Khulna Hard Board Mills Limited
- Formation: 1965
- Headquarters: Khulna, Bangladesh
- Coordinates: 22°51′27″N 89°33′02″E﻿ / ﻿22.8576°N 89.5505°E
- Region served: Bangladesh
- Official language: Bengali
- Parent organization: Bangladesh Chemical Industries Corporation

= Khulna Hard Board Mills Limited =

Bangladeshi hardboard manufacturer in Khulna

Khulna Hard Board Mills Limited (খুলনা হার্ড বোর্ড মিলস লিমিটেড) is a Bangladesh government owned company based in Khulna that manufactures hardboard. The factory is in the Khalishpur Industrial Area, along the east bank of the Bhairab River and beside Khulna Newsprint Mills Limited.

==History==
Khulna Hard Board Mills Limited was established in 1965 in Khulna. It was built by the Canadian Commercial Corporation, a Canadian Government owned company. The company started production in 1966 using Sundari wood from Sundarbans mangrove forest. It was built on about a 10-acre site along the east bank of the Bhairab River. The mill one thousand tone of wood to produce 25 tone of board per day operating at full capacity.
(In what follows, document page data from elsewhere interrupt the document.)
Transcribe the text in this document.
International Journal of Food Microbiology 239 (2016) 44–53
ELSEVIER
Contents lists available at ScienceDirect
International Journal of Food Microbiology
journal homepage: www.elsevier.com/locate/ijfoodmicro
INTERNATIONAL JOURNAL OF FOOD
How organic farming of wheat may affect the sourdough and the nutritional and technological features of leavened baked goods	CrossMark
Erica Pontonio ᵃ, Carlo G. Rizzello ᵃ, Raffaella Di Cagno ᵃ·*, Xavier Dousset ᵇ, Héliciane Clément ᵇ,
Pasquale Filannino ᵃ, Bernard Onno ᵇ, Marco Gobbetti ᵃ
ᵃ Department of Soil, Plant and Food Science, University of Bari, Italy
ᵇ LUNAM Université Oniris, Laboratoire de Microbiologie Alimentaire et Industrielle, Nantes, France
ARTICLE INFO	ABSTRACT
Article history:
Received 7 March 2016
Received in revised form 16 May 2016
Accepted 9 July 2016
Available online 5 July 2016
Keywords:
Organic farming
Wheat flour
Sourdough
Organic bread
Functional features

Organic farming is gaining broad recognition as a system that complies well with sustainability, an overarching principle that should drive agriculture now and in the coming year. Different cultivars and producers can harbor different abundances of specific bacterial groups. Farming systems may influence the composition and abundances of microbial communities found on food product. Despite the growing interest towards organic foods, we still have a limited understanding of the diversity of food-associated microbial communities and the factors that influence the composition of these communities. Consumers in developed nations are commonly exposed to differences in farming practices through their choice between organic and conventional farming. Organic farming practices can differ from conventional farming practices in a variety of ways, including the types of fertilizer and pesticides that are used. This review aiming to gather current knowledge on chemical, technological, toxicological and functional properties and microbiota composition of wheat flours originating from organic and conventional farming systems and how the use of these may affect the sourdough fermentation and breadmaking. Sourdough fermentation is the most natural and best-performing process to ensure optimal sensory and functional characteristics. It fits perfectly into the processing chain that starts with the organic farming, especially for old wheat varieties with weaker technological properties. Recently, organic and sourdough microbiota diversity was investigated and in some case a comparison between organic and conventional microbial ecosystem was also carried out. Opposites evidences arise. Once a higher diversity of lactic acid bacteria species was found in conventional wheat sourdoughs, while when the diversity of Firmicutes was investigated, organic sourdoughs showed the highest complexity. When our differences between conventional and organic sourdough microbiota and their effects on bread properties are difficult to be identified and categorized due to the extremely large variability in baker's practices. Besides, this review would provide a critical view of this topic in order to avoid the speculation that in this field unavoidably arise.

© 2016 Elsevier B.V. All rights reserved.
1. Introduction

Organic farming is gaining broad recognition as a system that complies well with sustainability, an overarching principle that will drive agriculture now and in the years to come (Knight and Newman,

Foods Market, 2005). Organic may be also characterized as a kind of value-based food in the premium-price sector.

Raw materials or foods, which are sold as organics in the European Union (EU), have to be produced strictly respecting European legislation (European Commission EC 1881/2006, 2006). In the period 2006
In 1991, the Forest Department stopped the supply of Sundari from Sundarbans. Bangladesh Chemical Industries Corporation, the holding company of Khulna Hard Board Mills limited, shifted to using different raw material. That led to a rise in the cost of raw materials and declining profits. The factory was closed in 2002.

The factory was reopened on 14 August 2005. In 2008, the factory started using non-wood raw material, like sugar sacks and saw dust, to make boards and reduce production costs.
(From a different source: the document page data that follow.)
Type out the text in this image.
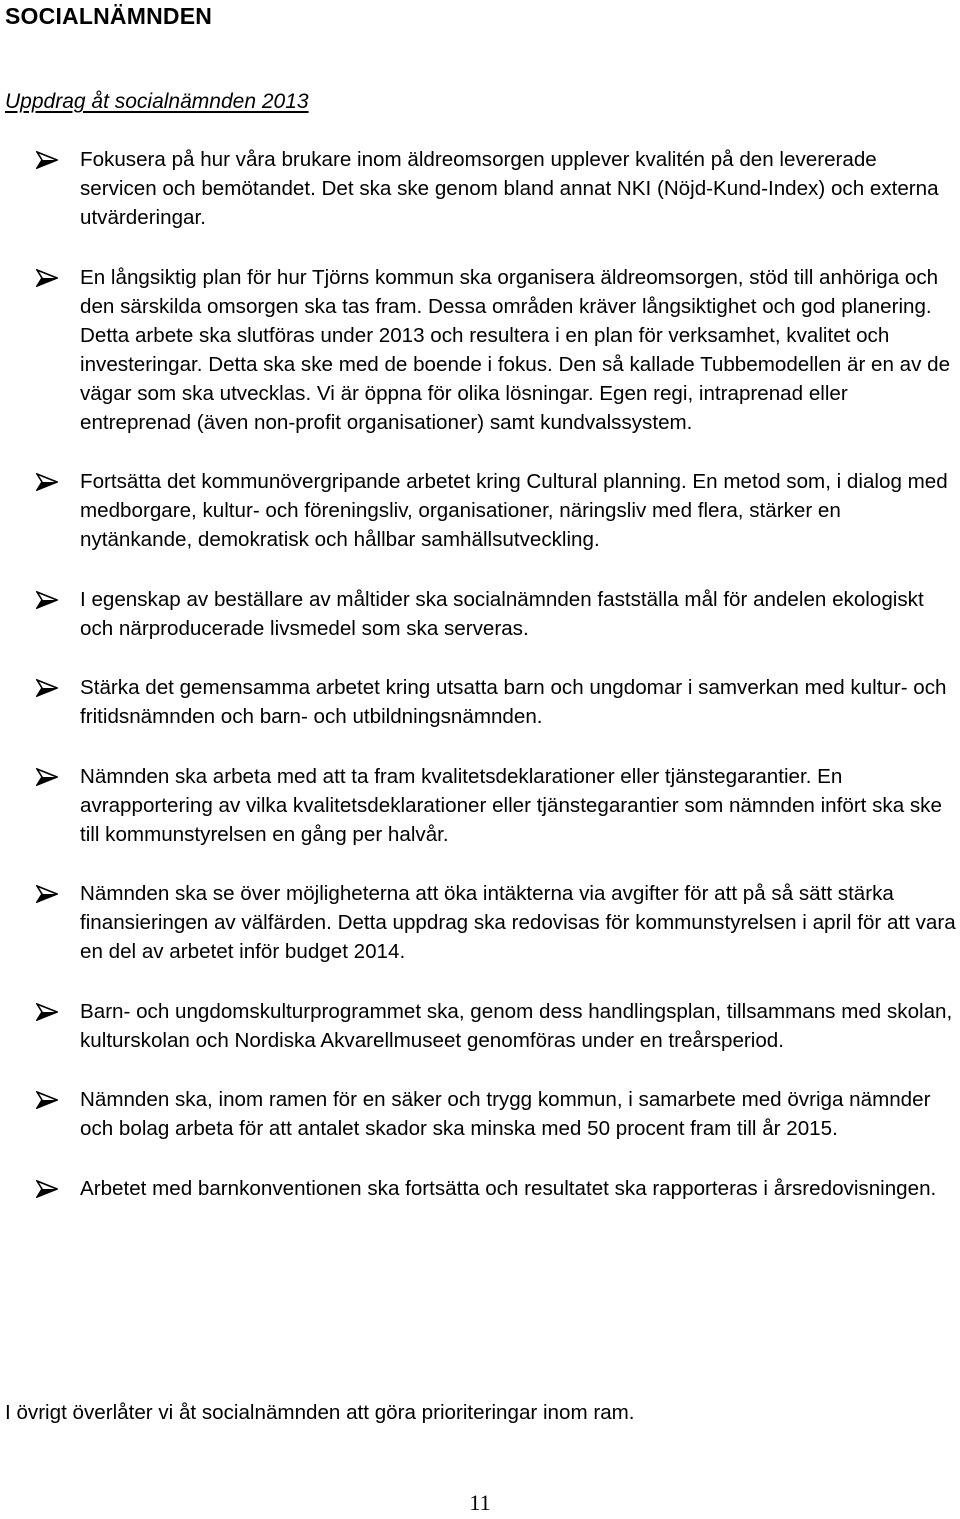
SOCIALNÄMNDEN
Uppdrag åt socialnämnden 2013
Fokusera på hur våra brukare inom äldreomsorgen upplever kvalitén på den levererade servicen och bemötandet. Det ska ske genom bland annat NKI (Nöjd-Kund-Index) och externa utvärderingar.
En långsiktig plan för hur Tjörns kommun ska organisera äldreomsorgen, stöd till anhöriga och den särskilda omsorgen ska tas fram. Dessa områden kräver långsiktighet och god planering. Detta arbete ska slutföras under 2013 och resultera i en plan för verksamhet, kvalitet och investeringar. Detta ska ske med de boende i fokus. Den så kallade Tubbemodellen är en av de vägar som ska utvecklas. Vi är öppna för olika lösningar. Egen regi, intraprenad eller entreprenad (även non-profit organisationer) samt kundvalssystem.
Fortsätta det kommunövergripande arbetet kring Cultural planning. En metod som, i dialog med medborgare, kultur- och föreningsliv, organisationer, näringsliv med flera, stärker en nytänkande, demokratisk och hållbar samhällsutveckling.
I egenskap av beställare av måltider ska socialnämnden fastställa mål för andelen ekologiskt och närproducerade livsmedel som ska serveras.
Stärka det gemensamma arbetet kring utsatta barn och ungdomar i samverkan med kultur- och fritidsnämnden och barn- och utbildningsnämnden.
Nämnden ska arbeta med att ta fram kvalitetsdeklarationer eller tjänstegarantier. En avrapportering av vilka kvalitetsdeklarationer eller tjänstegarantier som nämnden infört ska ske till kommunstyrelsen en gång per halvår.
Nämnden ska se över möjligheterna att öka intäkterna via avgifter för att på så sätt stärka finansieringen av välfärden. Detta uppdrag ska redovisas för kommunstyrelsen i april för att vara en del av arbetet inför budget 2014.
Barn- och ungdomskulturprogrammet ska, genom dess handlingsplan, tillsammans med skolan, kulturskolan och Nordiska Akvarellmuseet genomföras under en treårsperiod.
Nämnden ska, inom ramen för en säker och trygg kommun, i samarbete med övriga nämnder och bolag arbeta för att antalet skador ska minska med 50 procent fram till år 2015.
Arbetet med barnkonventionen ska fortsätta och resultatet ska rapporteras i årsredovisningen.
I övrigt överlåter vi åt socialnämnden att göra prioriteringar inom ram.
11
The factory shut down again in 2010 and was reopened soon, but closed again on 21 April 2011 following a funding crises. The managing director and other officials were confined in the mill by workers protesting the closure on 22 August 2011.

In November 2012 the government of Bangladesh started a 8-month upgrade work at the mills. It was reopened on 15 August 2013 but closed down within a few months.